There's nothing flashy about Lyudinovo (pop. 47,000), whose name translates roughly as People's Town. The central square is a traffic island with a Soviet T-34 tank on a pedestal, a World War II memorial. Next to it is a farmers' market, where local babushkas with woolly hats and dodgy teeth sell homegrown carrots and potatoes for 10¢ a kilo. But look closer and it's clear that even Lyudinovo isn't frozen in time. An emporium that opened a year ago sells South Korean refrigerators, French yogurt and fake Italian pumps. Several houses are being built on the outskirts--the first new residential construction in more than a decade. And until recently, there was plenty of work for everyone at the five factories that employ the bulk of the townsfolk.
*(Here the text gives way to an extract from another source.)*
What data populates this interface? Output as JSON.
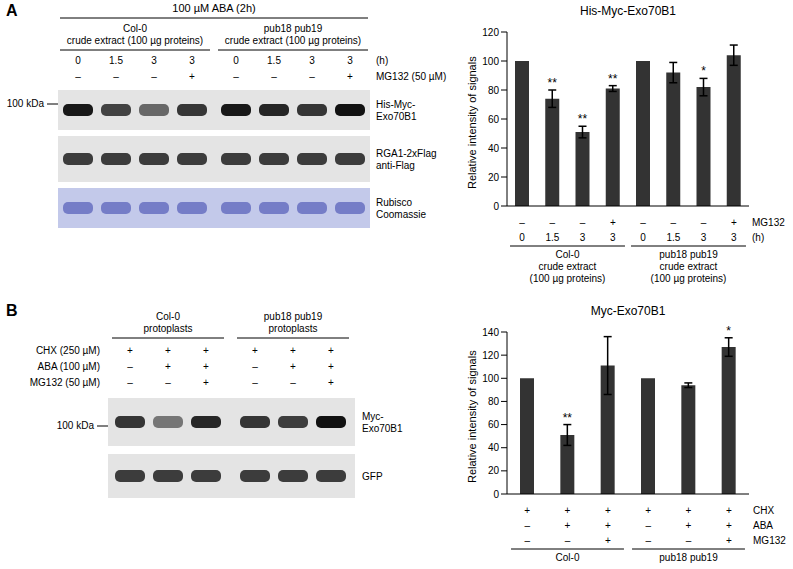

No longer. In early November, four of the five factories abruptly informed their workers that they were switching to a three-day week. Then the layoffs started. The cast-iron foundry, which pays the best wages, cut 80 of its 1,200 workers, and managers announced they might have to fire up to 600 more. The cable factory laid off 40 people and cut pay 15% for those who remained. At least they're being paid: the machinery factory nearby is two months in arrears. "People woke up one day, and everything had changed," says Ivan Pronin, editor of the local paper, the Lyudinovo Worker. "It's like a hurricane blew through here."
As the world financial crisis buffets country after country, Russia hasn't been spared. It's in much better shape than it was during the last financial crisis, in 1998, when the ruble collapsed and the country defaulted. This time, Russia has $450 billion in foreign reserves left from the $600 billion it had amassed thanks to the soaring energy prices of the past few years. Its biggest banks, all of them state-controlled, appear to have largely avoided the toxic assets that have been the downfall of so many of their counterparts in the U.S. and Western Europe. Yet the drop in energy and commodity prices since the summer is exposing Russia's fragility: gas and metals account for more than three-quarters of export earnings. The boom, it turns out, was built on expensive oil and precious little else. Economic growth, which averaged more than 7% for the past five years, has tumbled, and the government now expects the economy to contract 0.2% this year. And for the first time since the collapse of the Soviet Union in 1991, the threat of large-scale unemployment looms. "Money was falling from the sky in the past two to three years," says Maxim Oreshkin, the head of research at private-sector Rosbank in Moscow. "Now it's stopped falling."